Fix accuracy of the specialized float32 implementation of the logistic (sigmoid) function S(x) = exp(x)/(1+exp(x)) in Eigen. The reason to have this specialization in the first place is that logistic sigmoid is a frequently used function in machine learning and statistics, so even a modestly (~30%) faster version can have an impact in applications.

The old implementation was very inaccurate around x=-9 where we would switch from a fast rational approximant to returning exp(x), which has the right asymptotic behavior for large negative x. This approach would have errors >8000 ulps around x=-9 and also be slow for SIMD packets containing elements less than -9, since we would compute both the rational approximant and exp(x).

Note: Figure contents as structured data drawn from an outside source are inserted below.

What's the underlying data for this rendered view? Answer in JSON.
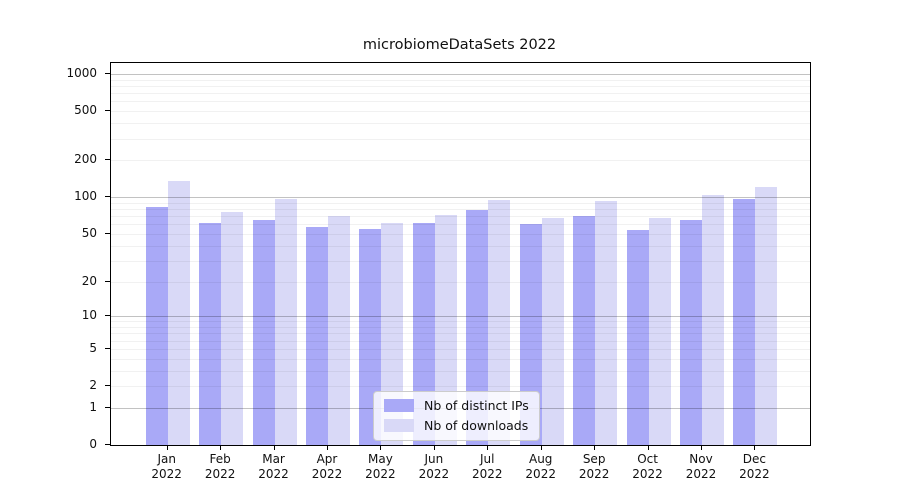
{
  "title": "microbiomeDataSets 2022",
  "colors": {
    "bar_ips": "#a9a9f7",
    "bar_downloads": "#d9d9f7",
    "grid_major": "rgba(0,0,0,0.24)",
    "grid_minor": "rgba(0,0,0,0.055)",
    "axis": "#000000"
  },
  "legend": {
    "items": [
      {
        "key": "ips",
        "label": "Nb of distinct IPs"
      },
      {
        "key": "downloads",
        "label": "Nb of downloads"
      }
    ],
    "position": "lower center"
  },
  "chart_data": {
    "type": "bar",
    "title": "microbiomeDataSets 2022",
    "scale": "log1p",
    "xlabel": "",
    "ylabel": "",
    "year": "2022",
    "categories": [
      "Jan",
      "Feb",
      "Mar",
      "Apr",
      "May",
      "Jun",
      "Jul",
      "Aug",
      "Sep",
      "Oct",
      "Nov",
      "Dec"
    ],
    "series": [
      {
        "name": "Nb of distinct IPs",
        "values": [
          83,
          61,
          65,
          57,
          55,
          61,
          78,
          60,
          70,
          54,
          65,
          97
        ]
      },
      {
        "name": "Nb of downloads",
        "values": [
          135,
          75,
          96,
          70,
          62,
          71,
          94,
          67,
          93,
          67,
          104,
          120
        ]
      }
    ],
    "yticks": [
      0,
      1,
      2,
      5,
      10,
      20,
      50,
      100,
      200,
      500,
      1000
    ],
    "ylim": [
      0,
      1228
    ],
    "grid": true,
    "legend_position": "lower center"
  }
}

The new algorithm uses a hybrid range reduction method: First the standard range reduction used in pexp(x) is applied, and secondly we use the identity exp(r) = exp(r/2)^2, to avoid generating denormalized intermediate values for large negative arguments. This enables us to use a fast version of pldexp that does not properly handle denormals, but is significantly faster.

The final result is an implementation that has maximum relative error of 4.5 ulps for normalized results. In addition, the old algorithm would return zero for x < ~-88, while the new algorithm extends the range to x~=-104 where S(x) ~= std::numeric_limits<float>::denorm_min(). Relative accuracy degrades gradually down to 0.033 for arguments around x=-104 where S(x) ~= std::numeric_limits<float>::denorm_min(). This is expected and acceptable.

The new algorithm is about 30% faster than computing e = pexp(x); s = e / (1 + e), while the old inaccurate algorithm was about 40% faster when no arguments x < -9 are present and about 2x slower when they are.

This change also extends the range of the non-specialized version to properly compute dernormalized values of S(x) for large negative x, e.g. the range ~[-104;-88] for float, below which S(x) is too small to be represented even in a denormalized float. This is accomplished by evaluating S(x) as exp(x) / (1 + exp(x)) instead of 1 / (1 + exp(-x)).

Thanks to my Google colleagues James Lottes and Sameer Agarwal for the discussions and experimentation that led to this.